I am in right in understanding your disguising a basic and specific pulse throughout the music. or... are you modulating it rhythmically (very slightly) out of phase with the rest of the music. If you are only applying it to certain frequencies then it seems you may be creating binaural beat like tendencies in the ears abillity to create implicit tones (Hidden frequencies, not physically present).

What effect does this have on brainwaves?

You stated in general you are matching rhythms to that of the brain. Can you expound this? What theory of Rhythmic psychological organissation are you purporting/ascribing to? how is your audio intereacting with this model? What is the effect of your audio on the model?

I understand you may have a whole toolbox of tricks going on here and that you don't want to give away your product entirely. Feel free to gloss over introducing technical terms, though its helpful for all reading, I think most people here can quickly come upto speed on stuff. I'm not asking you for the secrets of your product - just more specifics on how it relates to the research you are citing.

Thanks for the article link, it looks very interesting reading.

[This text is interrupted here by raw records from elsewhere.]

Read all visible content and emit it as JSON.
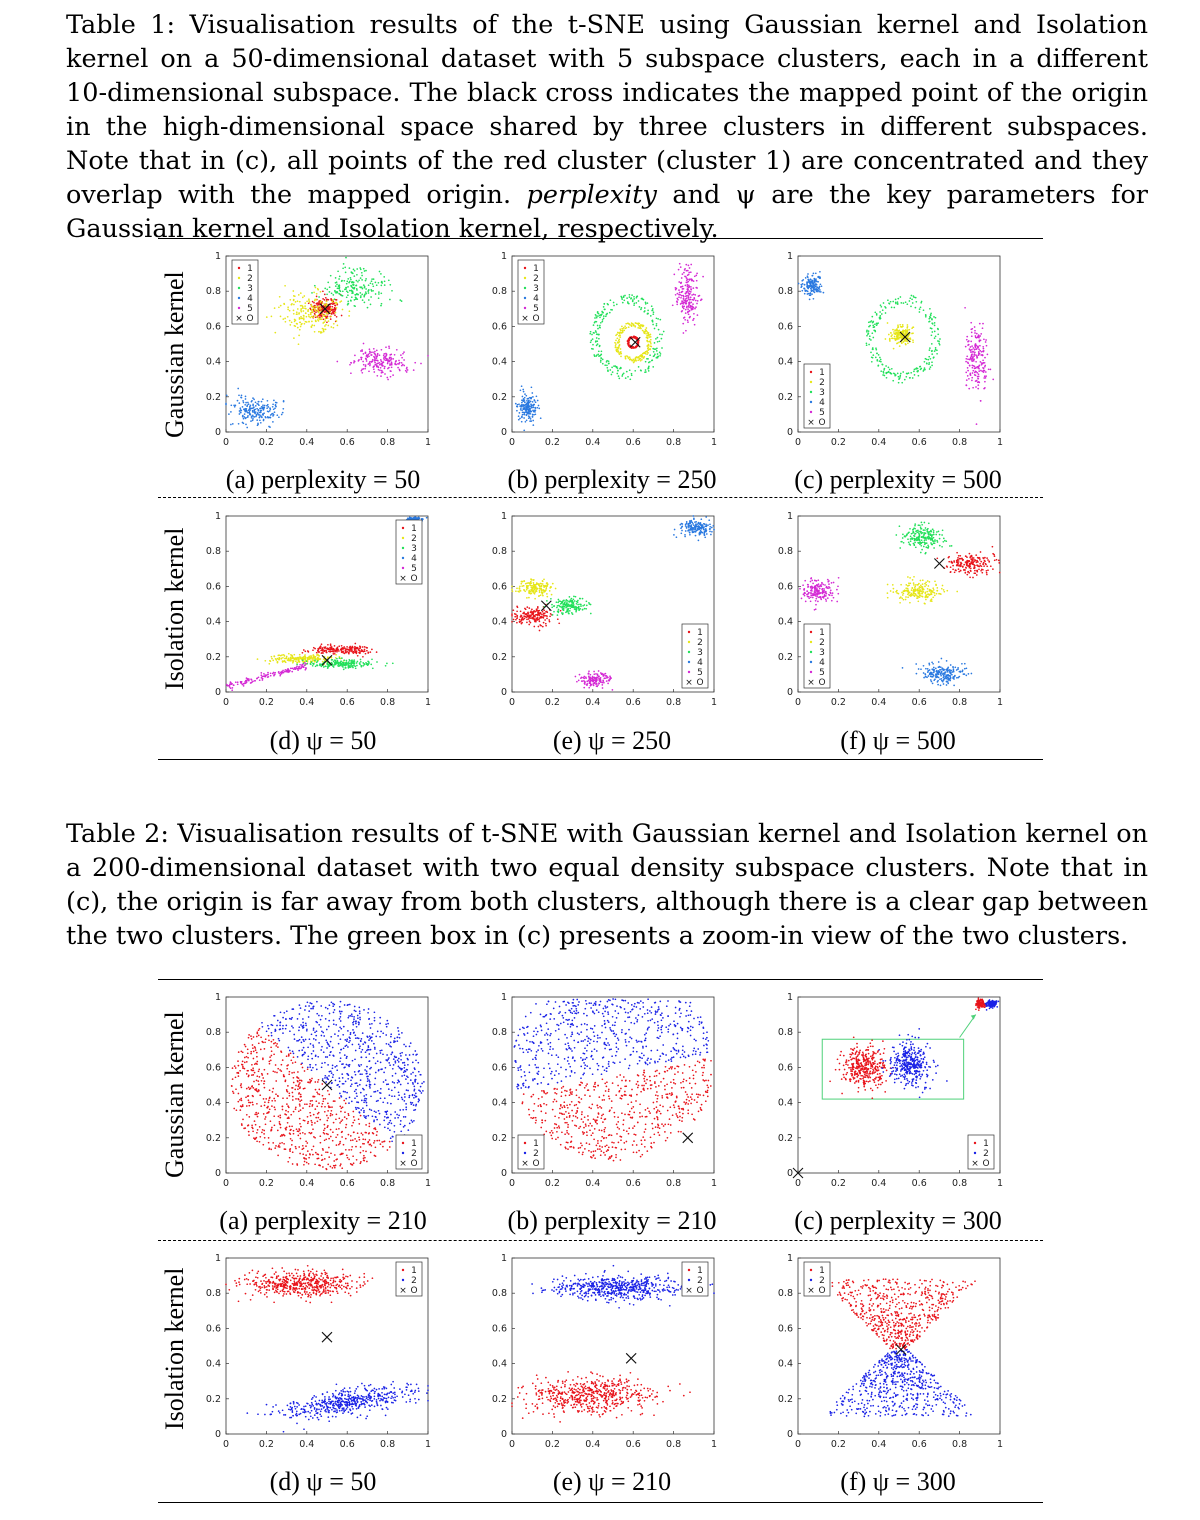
{
  "table1": {
    "caption_prefix": "Table 1:",
    "caption_a": "Visualisation results of the t-SNE using Gaussian kernel and Isolation kernel on a 50-dimensional dataset with 5 subspace clusters, each in a different 10-dimensional subspace. The black cross indicates the mapped point of the origin in the high-dimensional space shared by three clusters in different subspaces. Note that in (c), all points of the red cluster (cluster 1) are concentrated and they overlap with the mapped origin.",
    "caption_em": "perplexity",
    "caption_b": "and ψ are the key parameters for Gaussian kernel and Isolation kernel, respectively.",
    "row_labels": [
      "Gaussian kernel",
      "Isolation kernel"
    ],
    "sub_labels": [
      "(a) perplexity = 50",
      "(b) perplexity = 250",
      "(c) perplexity = 500",
      "(d) ψ = 50",
      "(e) ψ = 250",
      "(f) ψ = 500"
    ]
  },
  "table2": {
    "caption_prefix": "Table 2:",
    "caption": "Visualisation results of t-SNE with Gaussian kernel and Isolation kernel on a 200-dimensional dataset with two equal density subspace clusters. Note that in (c), the origin is far away from both clusters, although there is a clear gap between the two clusters. The green box in (c) presents a zoom-in view of the two clusters.",
    "row_labels": [
      "Gaussian kernel",
      "Isolation kernel"
    ],
    "sub_labels": [
      "(a) perplexity = 210",
      "(b) perplexity = 210",
      "(c) perplexity = 300",
      "(d) ψ = 50",
      "(e) ψ = 210",
      "(f) ψ = 300"
    ]
  },
  "axes": {
    "x_ticks": [
      "0",
      "0.2",
      "0.4",
      "0.6",
      "0.8",
      "1"
    ],
    "y_ticks": [
      "0",
      "0.2",
      "0.4",
      "0.6",
      "0.8",
      "1"
    ]
  },
  "legend5": [
    "1",
    "2",
    "3",
    "4",
    "5",
    "O"
  ],
  "legend2": [
    "1",
    "2",
    "O"
  ],
  "colors": {
    "c1": "#e8141b",
    "c2": "#e6e619",
    "c3": "#22e05a",
    "c4": "#2a79e0",
    "c5": "#d429d4",
    "blue": "#1a22e6",
    "red": "#e8141b",
    "zoom_box": "#4fd17a"
  },
  "chart_data": [
    {
      "id": "t1a",
      "type": "scatter",
      "xlim": [
        0,
        1
      ],
      "ylim": [
        0,
        1
      ],
      "legend": "top-left",
      "clusters": [
        {
          "name": "1",
          "color": "c1",
          "shape": "blob",
          "cx": 0.49,
          "cy": 0.7,
          "rx": 0.07,
          "ry": 0.06,
          "n": 220
        },
        {
          "name": "2",
          "color": "c2",
          "shape": "blob",
          "cx": 0.42,
          "cy": 0.68,
          "rx": 0.15,
          "ry": 0.11,
          "n": 220
        },
        {
          "name": "3",
          "color": "c3",
          "shape": "blob",
          "cx": 0.65,
          "cy": 0.82,
          "rx": 0.17,
          "ry": 0.1,
          "n": 200
        },
        {
          "name": "4",
          "color": "c4",
          "shape": "blob",
          "cx": 0.15,
          "cy": 0.12,
          "rx": 0.12,
          "ry": 0.08,
          "n": 200
        },
        {
          "name": "5",
          "color": "c5",
          "shape": "blob",
          "cx": 0.77,
          "cy": 0.4,
          "rx": 0.14,
          "ry": 0.08,
          "n": 200
        }
      ],
      "origin": [
        0.49,
        0.7
      ]
    },
    {
      "id": "t1b",
      "type": "scatter",
      "xlim": [
        0,
        1
      ],
      "ylim": [
        0,
        1
      ],
      "legend": "top-left",
      "clusters": [
        {
          "name": "1",
          "color": "c1",
          "shape": "ring",
          "cx": 0.6,
          "cy": 0.51,
          "rx": 0.025,
          "ry": 0.03,
          "n": 140
        },
        {
          "name": "2",
          "color": "c2",
          "shape": "ring",
          "cx": 0.6,
          "cy": 0.51,
          "rx": 0.08,
          "ry": 0.1,
          "n": 200
        },
        {
          "name": "3",
          "color": "c3",
          "shape": "ring",
          "cx": 0.57,
          "cy": 0.54,
          "rx": 0.16,
          "ry": 0.21,
          "n": 240
        },
        {
          "name": "4",
          "color": "c4",
          "shape": "blob",
          "cx": 0.08,
          "cy": 0.14,
          "rx": 0.05,
          "ry": 0.08,
          "n": 170
        },
        {
          "name": "5",
          "color": "c5",
          "shape": "blob",
          "cx": 0.87,
          "cy": 0.78,
          "rx": 0.06,
          "ry": 0.16,
          "n": 200
        }
      ],
      "origin": [
        0.61,
        0.51
      ]
    },
    {
      "id": "t1c",
      "type": "scatter",
      "xlim": [
        0,
        1
      ],
      "ylim": [
        0,
        1
      ],
      "legend": "bottom-left",
      "clusters": [
        {
          "name": "1",
          "color": "c1",
          "shape": "blob",
          "cx": 0.53,
          "cy": 0.54,
          "rx": 0.005,
          "ry": 0.005,
          "n": 10
        },
        {
          "name": "2",
          "color": "c2",
          "shape": "blob",
          "cx": 0.51,
          "cy": 0.55,
          "rx": 0.05,
          "ry": 0.06,
          "n": 180
        },
        {
          "name": "3",
          "color": "c3",
          "shape": "ring",
          "cx": 0.52,
          "cy": 0.53,
          "rx": 0.16,
          "ry": 0.22,
          "n": 240
        },
        {
          "name": "4",
          "color": "c4",
          "shape": "blob",
          "cx": 0.07,
          "cy": 0.83,
          "rx": 0.05,
          "ry": 0.06,
          "n": 160
        },
        {
          "name": "5",
          "color": "c5",
          "shape": "blob",
          "cx": 0.88,
          "cy": 0.4,
          "rx": 0.06,
          "ry": 0.2,
          "n": 200
        }
      ],
      "origin": [
        0.53,
        0.54
      ]
    },
    {
      "id": "t1d",
      "type": "scatter",
      "xlim": [
        0,
        1
      ],
      "ylim": [
        0,
        1
      ],
      "legend": "top-right",
      "clusters": [
        {
          "name": "1",
          "color": "c1",
          "shape": "blob",
          "cx": 0.57,
          "cy": 0.24,
          "rx": 0.16,
          "ry": 0.025,
          "n": 200
        },
        {
          "name": "2",
          "color": "c2",
          "shape": "blob",
          "cx": 0.38,
          "cy": 0.19,
          "rx": 0.18,
          "ry": 0.025,
          "n": 200
        },
        {
          "name": "3",
          "color": "c3",
          "shape": "blob",
          "cx": 0.57,
          "cy": 0.16,
          "rx": 0.16,
          "ry": 0.025,
          "n": 200
        },
        {
          "name": "4",
          "color": "c4",
          "shape": "blob",
          "cx": 0.93,
          "cy": 0.98,
          "rx": 0.05,
          "ry": 0.012,
          "n": 120
        },
        {
          "name": "5",
          "color": "c5",
          "shape": "streak",
          "cx": 0.2,
          "cy": 0.09,
          "rx": 0.2,
          "ry": 0.01,
          "n": 140
        }
      ],
      "origin": [
        0.5,
        0.18
      ]
    },
    {
      "id": "t1e",
      "type": "scatter",
      "xlim": [
        0,
        1
      ],
      "ylim": [
        0,
        1
      ],
      "legend": "bottom-right",
      "clusters": [
        {
          "name": "1",
          "color": "c1",
          "shape": "blob",
          "cx": 0.1,
          "cy": 0.43,
          "rx": 0.1,
          "ry": 0.05,
          "n": 180
        },
        {
          "name": "2",
          "color": "c2",
          "shape": "blob",
          "cx": 0.12,
          "cy": 0.59,
          "rx": 0.09,
          "ry": 0.05,
          "n": 170
        },
        {
          "name": "3",
          "color": "c3",
          "shape": "blob",
          "cx": 0.28,
          "cy": 0.49,
          "rx": 0.09,
          "ry": 0.05,
          "n": 170
        },
        {
          "name": "4",
          "color": "c4",
          "shape": "blob",
          "cx": 0.91,
          "cy": 0.93,
          "rx": 0.08,
          "ry": 0.05,
          "n": 170
        },
        {
          "name": "5",
          "color": "c5",
          "shape": "blob",
          "cx": 0.41,
          "cy": 0.07,
          "rx": 0.07,
          "ry": 0.04,
          "n": 150
        }
      ],
      "origin": [
        0.17,
        0.49
      ]
    },
    {
      "id": "t1f",
      "type": "scatter",
      "xlim": [
        0,
        1
      ],
      "ylim": [
        0,
        1
      ],
      "legend": "bottom-left",
      "clusters": [
        {
          "name": "1",
          "color": "c1",
          "shape": "blob",
          "cx": 0.86,
          "cy": 0.73,
          "rx": 0.12,
          "ry": 0.06,
          "n": 200
        },
        {
          "name": "2",
          "color": "c2",
          "shape": "blob",
          "cx": 0.59,
          "cy": 0.57,
          "rx": 0.12,
          "ry": 0.06,
          "n": 200
        },
        {
          "name": "3",
          "color": "c3",
          "shape": "blob",
          "cx": 0.62,
          "cy": 0.88,
          "rx": 0.1,
          "ry": 0.07,
          "n": 200
        },
        {
          "name": "4",
          "color": "c4",
          "shape": "blob",
          "cx": 0.71,
          "cy": 0.1,
          "rx": 0.11,
          "ry": 0.06,
          "n": 200
        },
        {
          "name": "5",
          "color": "c5",
          "shape": "blob",
          "cx": 0.1,
          "cy": 0.57,
          "rx": 0.08,
          "ry": 0.07,
          "n": 180
        }
      ],
      "origin": [
        0.7,
        0.73
      ]
    },
    {
      "id": "t2a",
      "type": "scatter",
      "xlim": [
        0,
        1
      ],
      "ylim": [
        0,
        1
      ],
      "legend": "bottom-right",
      "clusters": [
        {
          "name": "1",
          "color": "red",
          "shape": "spiral-half",
          "cx": 0.5,
          "cy": 0.5,
          "rx": 0.48,
          "ry": 0.48,
          "angle_from": 135,
          "angle_to": 315,
          "n": 700
        },
        {
          "name": "2",
          "color": "blue",
          "shape": "spiral-half",
          "cx": 0.5,
          "cy": 0.5,
          "rx": 0.48,
          "ry": 0.48,
          "angle_from": -45,
          "angle_to": 135,
          "n": 700
        }
      ],
      "origin": [
        0.5,
        0.5
      ]
    },
    {
      "id": "t2b",
      "type": "scatter",
      "xlim": [
        0,
        1
      ],
      "ylim": [
        0,
        1
      ],
      "legend": "bottom-left",
      "clusters": [
        {
          "name": "1",
          "color": "red",
          "shape": "half-disk-low",
          "cx": 0.5,
          "cy": 0.62,
          "rx": 0.5,
          "ry": 0.55,
          "n": 600
        },
        {
          "name": "2",
          "color": "blue",
          "shape": "half-disk-high",
          "cx": 0.5,
          "cy": 0.62,
          "rx": 0.5,
          "ry": 0.55,
          "n": 600
        }
      ],
      "origin": [
        0.87,
        0.2
      ]
    },
    {
      "id": "t2c",
      "type": "scatter",
      "xlim": [
        0,
        1
      ],
      "ylim": [
        0,
        1
      ],
      "legend": "bottom-right",
      "clusters": [
        {
          "name": "1",
          "color": "red",
          "shape": "blob",
          "cx": 0.905,
          "cy": 0.96,
          "rx": 0.025,
          "ry": 0.025,
          "n": 120
        },
        {
          "name": "2",
          "color": "blue",
          "shape": "blob",
          "cx": 0.96,
          "cy": 0.96,
          "rx": 0.025,
          "ry": 0.02,
          "n": 120
        }
      ],
      "origin": [
        0.0,
        0.0
      ],
      "zoom_box": {
        "x0": 0.12,
        "x1": 0.82,
        "y0": 0.42,
        "y1": 0.76
      },
      "zoom_clusters": [
        {
          "name": "1",
          "color": "red",
          "shape": "blob",
          "cx": 0.33,
          "cy": 0.6,
          "rx": 0.1,
          "ry": 0.12,
          "n": 350
        },
        {
          "name": "2",
          "color": "blue",
          "shape": "blob",
          "cx": 0.55,
          "cy": 0.62,
          "rx": 0.1,
          "ry": 0.12,
          "n": 350
        }
      ]
    },
    {
      "id": "t2d",
      "type": "scatter",
      "xlim": [
        0,
        1
      ],
      "ylim": [
        0,
        1
      ],
      "legend": "top-right",
      "clusters": [
        {
          "name": "1",
          "color": "red",
          "shape": "blob",
          "cx": 0.37,
          "cy": 0.85,
          "rx": 0.29,
          "ry": 0.07,
          "n": 500
        },
        {
          "name": "2",
          "color": "blue",
          "shape": "tilted",
          "cx": 0.6,
          "cy": 0.18,
          "rx": 0.32,
          "ry": 0.07,
          "tilt": 0.18,
          "n": 500
        }
      ],
      "origin": [
        0.5,
        0.55
      ]
    },
    {
      "id": "t2e",
      "type": "scatter",
      "xlim": [
        0,
        1
      ],
      "ylim": [
        0,
        1
      ],
      "legend": "top-right",
      "clusters": [
        {
          "name": "1",
          "color": "red",
          "shape": "blob",
          "cx": 0.4,
          "cy": 0.22,
          "rx": 0.3,
          "ry": 0.1,
          "n": 550
        },
        {
          "name": "2",
          "color": "blue",
          "shape": "blob",
          "cx": 0.52,
          "cy": 0.83,
          "rx": 0.32,
          "ry": 0.07,
          "n": 550
        }
      ],
      "origin": [
        0.59,
        0.43
      ]
    },
    {
      "id": "t2f",
      "type": "scatter",
      "xlim": [
        0,
        1
      ],
      "ylim": [
        0,
        1
      ],
      "legend": "top-left",
      "clusters": [
        {
          "name": "1",
          "color": "red",
          "shape": "cone-up",
          "cx": 0.5,
          "cy": 0.48,
          "rx": 0.35,
          "ry": 0.4,
          "n": 600
        },
        {
          "name": "2",
          "color": "blue",
          "shape": "cone-down",
          "cx": 0.5,
          "cy": 0.48,
          "rx": 0.35,
          "ry": 0.38,
          "n": 600
        }
      ],
      "origin": [
        0.51,
        0.48
      ]
    }
  ]
}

A couple of reflections on your product: I personally don't like the music and therefore can't listen to it. It doesn't sound human to me and therefore my brain rejects it. Have you heard of the theory of "participatory discrepancy" (Keil C. and Feld, S. (1994). It highlights the value of discrepencies (randomness) rhythm for creating groove. I think cognitivly there is a similar principle at play (perhaps you know it, I can't find reference to it right now - will dig it out if this area interests you). I also feel, on the website, that the lack of actual specifics twinned with a large scholary general body of work, is ultimately devaluing your product. Though that may, quite rightly, be your choice in promotion, to engage me a couple of pages about whats actually going, twinned with a couple of very specifc to your model studies, would make me give this product real integrity and longterm value. For example Stober's powerpoint on the MIIR EEG dataset here (http://bib.sebastianstober.de/2015-01-31_NEMISIG.pdf - illustrates complex concepts that your describing, very simply. Incidentally I think lifetime subcriptions after a long trial period would probably have the most chance of getting my support.